By 5pm I’d completely run out of things to do, went and got my stuff and hoofed it over to the train station (about 15 minutes away on foot). I was early, but I was getting out of there, so I was happy to be waiting. At 5:20 this ridiculous tiny one-car train (COVERED in graffiti) loaded up with people and left. And then around 5:50 it was back from the opposite direction.
At this point, I had expected to see my train pull up, so I went up to an employee to inquire about where I should wait for the train to Ljubljana. He repeated the question back to me about three times in what sounded like German, but I suppose must have been Croatian. He frowned, and motioned that I should come with him. In my experience, these moments rarely end with news you want to hear.
We went into an office where he got some paper and wrote some things down. Then he frantically rattled a bunch of stuff in Croatian (German? It sounded like German, and I could almost swear I kind of understood it. Maybe this is what’s happening when people tell me they don’t speak English, and I keep talking to them anyway, and they get it? Some sort of cosmic translation?)

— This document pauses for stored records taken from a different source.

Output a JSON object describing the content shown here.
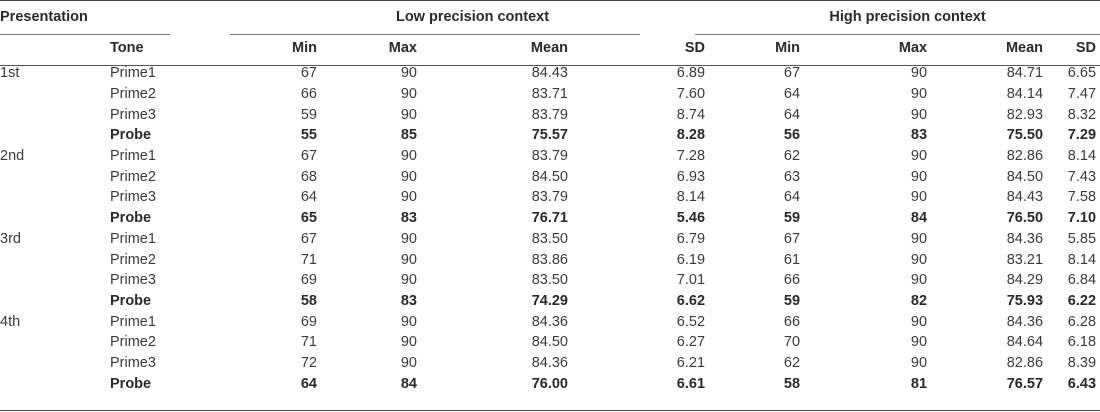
{
  "headers": {
    "presentation": "Presentation",
    "tone": "Tone",
    "low_group": "Low precision context",
    "high_group": "High precision context",
    "min": "Min",
    "max": "Max",
    "mean": "Mean",
    "sd": "SD"
  },
  "rows": [
    {
      "presentation": "1st",
      "tone": "Prime1",
      "low": [
        "67",
        "90",
        "84.43",
        "6.89"
      ],
      "high": [
        "67",
        "90",
        "84.71",
        "6.65"
      ],
      "bold": false
    },
    {
      "presentation": "",
      "tone": "Prime2",
      "low": [
        "66",
        "90",
        "83.71",
        "7.60"
      ],
      "high": [
        "64",
        "90",
        "84.14",
        "7.47"
      ],
      "bold": false
    },
    {
      "presentation": "",
      "tone": "Prime3",
      "low": [
        "59",
        "90",
        "83.79",
        "8.74"
      ],
      "high": [
        "64",
        "90",
        "82.93",
        "8.32"
      ],
      "bold": false
    },
    {
      "presentation": "",
      "tone": "Probe",
      "low": [
        "55",
        "85",
        "75.57",
        "8.28"
      ],
      "high": [
        "56",
        "83",
        "75.50",
        "7.29"
      ],
      "bold": true
    },
    {
      "presentation": "2nd",
      "tone": "Prime1",
      "low": [
        "67",
        "90",
        "83.79",
        "7.28"
      ],
      "high": [
        "62",
        "90",
        "82.86",
        "8.14"
      ],
      "bold": false
    },
    {
      "presentation": "",
      "tone": "Prime2",
      "low": [
        "68",
        "90",
        "84.50",
        "6.93"
      ],
      "high": [
        "63",
        "90",
        "84.50",
        "7.43"
      ],
      "bold": false
    },
    {
      "presentation": "",
      "tone": "Prime3",
      "low": [
        "64",
        "90",
        "83.79",
        "8.14"
      ],
      "high": [
        "64",
        "90",
        "84.43",
        "7.58"
      ],
      "bold": false
    },
    {
      "presentation": "",
      "tone": "Probe",
      "low": [
        "65",
        "83",
        "76.71",
        "5.46"
      ],
      "high": [
        "59",
        "84",
        "76.50",
        "7.10"
      ],
      "bold": true
    },
    {
      "presentation": "3rd",
      "tone": "Prime1",
      "low": [
        "67",
        "90",
        "83.50",
        "6.79"
      ],
      "high": [
        "67",
        "90",
        "84.36",
        "5.85"
      ],
      "bold": false
    },
    {
      "presentation": "",
      "tone": "Prime2",
      "low": [
        "71",
        "90",
        "83.86",
        "6.19"
      ],
      "high": [
        "61",
        "90",
        "83.21",
        "8.14"
      ],
      "bold": false
    },
    {
      "presentation": "",
      "tone": "Prime3",
      "low": [
        "69",
        "90",
        "83.50",
        "7.01"
      ],
      "high": [
        "66",
        "90",
        "84.29",
        "6.84"
      ],
      "bold": false
    },
    {
      "presentation": "",
      "tone": "Probe",
      "low": [
        "58",
        "83",
        "74.29",
        "6.62"
      ],
      "high": [
        "59",
        "82",
        "75.93",
        "6.22"
      ],
      "bold": true
    },
    {
      "presentation": "4th",
      "tone": "Prime1",
      "low": [
        "69",
        "90",
        "84.36",
        "6.52"
      ],
      "high": [
        "66",
        "90",
        "84.36",
        "6.28"
      ],
      "bold": false
    },
    {
      "presentation": "",
      "tone": "Prime2",
      "low": [
        "71",
        "90",
        "84.50",
        "6.27"
      ],
      "high": [
        "70",
        "90",
        "84.64",
        "6.18"
      ],
      "bold": false
    },
    {
      "presentation": "",
      "tone": "Prime3",
      "low": [
        "72",
        "90",
        "84.36",
        "6.21"
      ],
      "high": [
        "62",
        "90",
        "82.86",
        "8.39"
      ],
      "bold": false
    },
    {
      "presentation": "",
      "tone": "Probe",
      "low": [
        "64",
        "84",
        "76.00",
        "6.61"
      ],
      "high": [
        "58",
        "81",
        "76.57",
        "6.43"
      ],
      "bold": true
    }
  ]
}
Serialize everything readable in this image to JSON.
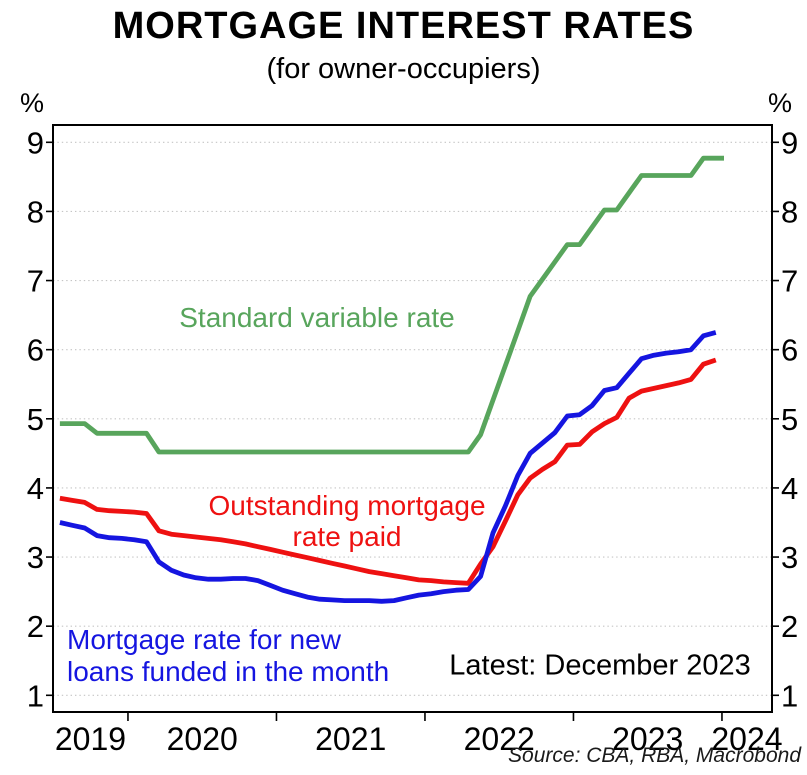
{
  "title": "MORTGAGE INTEREST RATES",
  "subtitle": "(for owner-occupiers)",
  "y_axis": {
    "unit_left": "%",
    "unit_right": "%",
    "ticks": [
      1,
      2,
      3,
      4,
      5,
      6,
      7,
      8,
      9
    ]
  },
  "x_axis": {
    "labels": [
      "2019",
      "2020",
      "2021",
      "2022",
      "2023",
      "2024"
    ],
    "tick_years": [
      2020,
      2021,
      2022,
      2023,
      2024
    ]
  },
  "annotations": {
    "series_green_label": "Standard variable rate",
    "series_red_label": "Outstanding mortgage\nrate paid",
    "series_blue_label": "Mortgage rate for new\nloans funded in the month",
    "latest": "Latest: December 2023",
    "source": "Source: CBA, RBA, Macrobond"
  },
  "colors": {
    "green": "#58A55C",
    "red": "#EE1111",
    "blue": "#1515E0",
    "grid": "#C5C5C5",
    "axis": "#000000"
  },
  "chart_data": {
    "type": "line",
    "x_start_month": "2019-07",
    "x_end_month": "2023-12",
    "frequency": "monthly",
    "n_points": 54,
    "ylim": [
      0.75,
      9.25
    ],
    "y_ticks": [
      1,
      2,
      3,
      4,
      5,
      6,
      7,
      8,
      9
    ],
    "ylabel": "%",
    "xlabel": "",
    "grid": "horizontal-dotted",
    "legend_position": "in-plot-text-labels",
    "series": [
      {
        "name": "Standard variable rate",
        "color": "#58A55C",
        "values": [
          4.93,
          4.93,
          4.93,
          4.79,
          4.79,
          4.79,
          4.79,
          4.79,
          4.52,
          4.52,
          4.52,
          4.52,
          4.52,
          4.52,
          4.52,
          4.52,
          4.52,
          4.52,
          4.52,
          4.52,
          4.52,
          4.52,
          4.52,
          4.52,
          4.52,
          4.52,
          4.52,
          4.52,
          4.52,
          4.52,
          4.52,
          4.52,
          4.52,
          4.52,
          4.77,
          5.27,
          5.77,
          6.27,
          6.77,
          7.02,
          7.27,
          7.52,
          7.52,
          7.77,
          8.02,
          8.02,
          8.27,
          8.52,
          8.52,
          8.52,
          8.52,
          8.52,
          8.77,
          8.77
        ]
      },
      {
        "name": "Outstanding mortgage rate paid",
        "color": "#EE1111",
        "values": [
          3.85,
          3.82,
          3.79,
          3.69,
          3.67,
          3.66,
          3.65,
          3.63,
          3.38,
          3.33,
          3.31,
          3.29,
          3.27,
          3.25,
          3.22,
          3.19,
          3.15,
          3.11,
          3.07,
          3.03,
          2.99,
          2.95,
          2.91,
          2.87,
          2.83,
          2.79,
          2.76,
          2.73,
          2.7,
          2.67,
          2.66,
          2.64,
          2.63,
          2.62,
          2.9,
          3.15,
          3.52,
          3.9,
          4.14,
          4.27,
          4.38,
          4.62,
          4.63,
          4.81,
          4.93,
          5.02,
          5.3,
          5.4,
          5.44,
          5.48,
          5.52,
          5.57,
          5.79,
          5.85
        ]
      },
      {
        "name": "Mortgage rate for new loans funded in the month",
        "color": "#1515E0",
        "values": [
          3.5,
          3.46,
          3.42,
          3.31,
          3.28,
          3.27,
          3.25,
          3.22,
          2.93,
          2.81,
          2.74,
          2.7,
          2.68,
          2.68,
          2.69,
          2.69,
          2.66,
          2.59,
          2.52,
          2.47,
          2.42,
          2.39,
          2.38,
          2.37,
          2.37,
          2.37,
          2.36,
          2.37,
          2.41,
          2.45,
          2.47,
          2.5,
          2.52,
          2.53,
          2.72,
          3.35,
          3.74,
          4.18,
          4.5,
          4.65,
          4.8,
          5.04,
          5.06,
          5.19,
          5.41,
          5.45,
          5.66,
          5.87,
          5.92,
          5.95,
          5.97,
          6.0,
          6.2,
          6.25
        ]
      }
    ]
  }
}
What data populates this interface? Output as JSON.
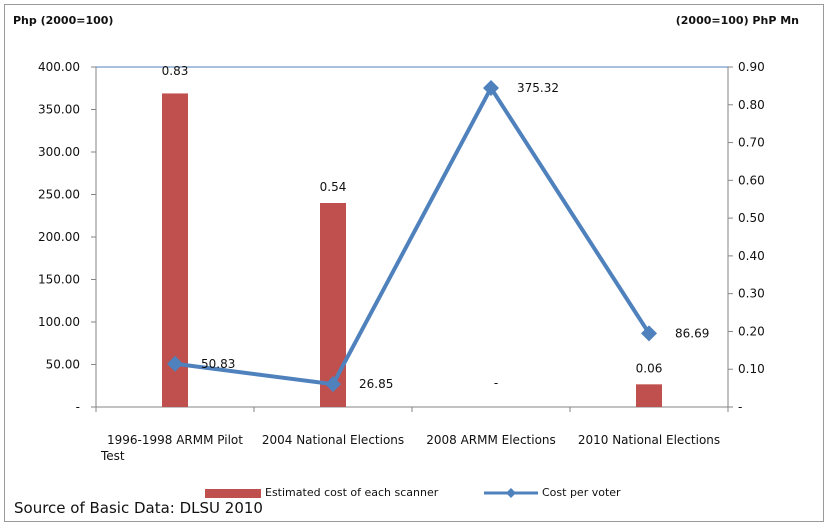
{
  "chart_data": {
    "type": "bar",
    "y_left_title": "Php (2000=100)",
    "y_right_title": "(2000=100) PhP Mn",
    "categories": [
      "1996-1998 ARMM Pilot Test",
      "2004 National Elections",
      "2008 ARMM Elections",
      "2010 National Elections"
    ],
    "category_label_lines": [
      [
        "1996-1998 ARMM Pilot",
        "Test"
      ],
      [
        "2004 National Elections"
      ],
      [
        "2008 ARMM Elections"
      ],
      [
        "2010 National Elections"
      ]
    ],
    "y_left": {
      "min": 0,
      "max": 400,
      "ticks": [
        "-",
        "50.00",
        "100.00",
        "150.00",
        "200.00",
        "250.00",
        "300.00",
        "350.00",
        "400.00"
      ]
    },
    "y_right": {
      "min": 0,
      "max": 0.9,
      "ticks": [
        "-",
        "0.10",
        "0.20",
        "0.30",
        "0.40",
        "0.50",
        "0.60",
        "0.70",
        "0.80",
        "0.90"
      ]
    },
    "series": [
      {
        "name": "Estimated cost of each scanner",
        "type": "bar",
        "axis": "right",
        "color": "#c0504d",
        "values": [
          0.83,
          0.54,
          0,
          0.06
        ],
        "labels": [
          "0.83",
          "0.54",
          "-",
          "0.06"
        ]
      },
      {
        "name": "Cost per voter",
        "type": "line",
        "axis": "left",
        "color": "#4f81bd",
        "marker": "diamond",
        "values": [
          50.83,
          26.85,
          375.32,
          86.69
        ],
        "labels": [
          "50.83",
          "26.85",
          "375.32",
          "86.69"
        ]
      }
    ],
    "grid": false,
    "legend_position": "bottom"
  },
  "source_note": "Source of Basic Data: DLSU 2010"
}
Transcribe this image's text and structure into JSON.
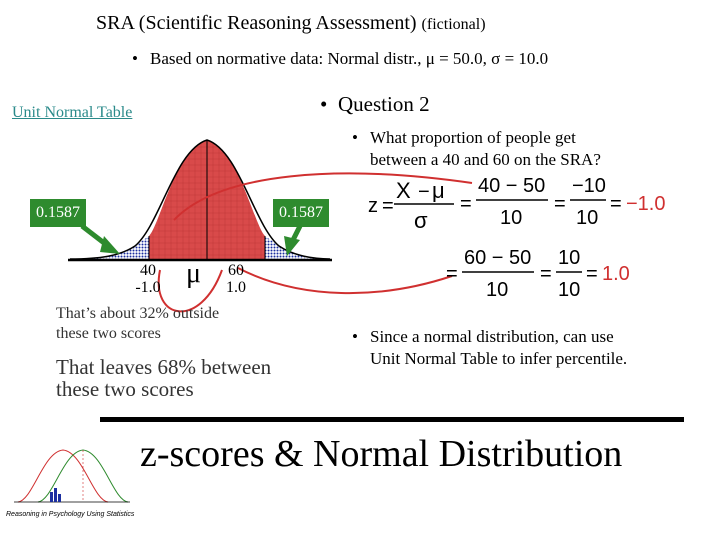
{
  "header": {
    "title": "SRA (Scientific Reasoning Assessment)",
    "title_suffix": "(fictional)",
    "subtitle": "Based on normative data: Normal distr., μ = 50.0, σ = 10.0"
  },
  "link": {
    "unit_normal_table": "Unit Normal Table"
  },
  "question": {
    "heading": "Question 2",
    "text_line1": "What proportion of people get",
    "text_line2": "between a 40 and 60 on the SRA?"
  },
  "curve": {
    "left_tail": "0.1587",
    "right_tail": "0.1587",
    "left_score": "40",
    "left_z": "-1.0",
    "mu_symbol": "μ",
    "right_score": "60",
    "right_z": "1.0",
    "colors": {
      "middle": "#d94a4a",
      "tail": "#1c2fa0",
      "box": "#2e8b2e",
      "arrow": "#d03030"
    }
  },
  "formula": {
    "z": "z",
    "X": "X",
    "mu": "μ",
    "sigma": "σ",
    "row1_num": "40 − 50",
    "row1_den": "10",
    "row1_num2": "−10",
    "row1_den2": "10",
    "row1_result": "−1.0",
    "row2_num": "60 − 50",
    "row2_den": "10",
    "row2_num2": "10",
    "row2_den2": "10",
    "row2_result": "1.0"
  },
  "notes": {
    "outside_line1": "That’s about 32% outside",
    "outside_line2": "these two scores",
    "between_line1": "That leaves 68% between",
    "between_line2": "these two scores",
    "since_line1": "Since a normal distribution, can use",
    "since_line2": "Unit Normal Table to infer percentile."
  },
  "footer": {
    "big_title": "z-scores & Normal Distribution",
    "credit": "Reasoning in Psychology Using Statistics"
  }
}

Anyway, I kept the paper, so I can state with 100% authority that it looked like this:
Pula – Lljubljana
Rijecka – Ljubljana
20:45 – 23:45
Basically, that train that the tourist office told me about stopped running two weeks ago. Nice.
Long story short, there was no getting to Rijeka in time for the evening train., so Pula and I spent one more magical night together. It’s a brand new day, and I am now on the bus that takes me halfway to Rijecka (at some point, I apparently change buses, just to make it more of a hassle and to aid in wrestling some extra “baggage” fees out of me – about $1.50 per bag). Actually, it’s more like a mini-van than a bus. An overpriced mini-van full of loud talkers wherein every other word seems to be “dobre” or “da”. There’s a girl who looks amazingly like Thelma of the Scooby Doo cartoons. She even has the hairdo and the turtleneck/skirt combo. Her voice, although equally grating, is twelve times as loud. She also pulled my hair. Probably by accident, but whatever. This bus is too small for the both of us.
So while we’re on the topic, why don’t buses have seat belts? If it’s so dangerous to ride without one the police will pull you over and give you a ticket…how come it’s okay if 25 people do it together? I can see in the mirror that even bus driver isn’t wearing one. But there’s a rosary hanging from the same mirror, so I guess we’ve got God on our side.
Okay, so super weird, but literally FIVE minutes after I wrote that we nearly had a car accident. There was some kind of truck stopped on the side of the road, and I guess our driver was taking a nap and letting Jesus do the driving, because he noticed it WAY TOO LATE and came to a screeching halt. We ended up sideways in the oncoming lane, but we didn’t hit anything and no one hit us. I guess this sheds some light on the cash only policy: No paper trail. Just shove the bodies over the side of the cliff into the ocean and get a new load of victi…passengers.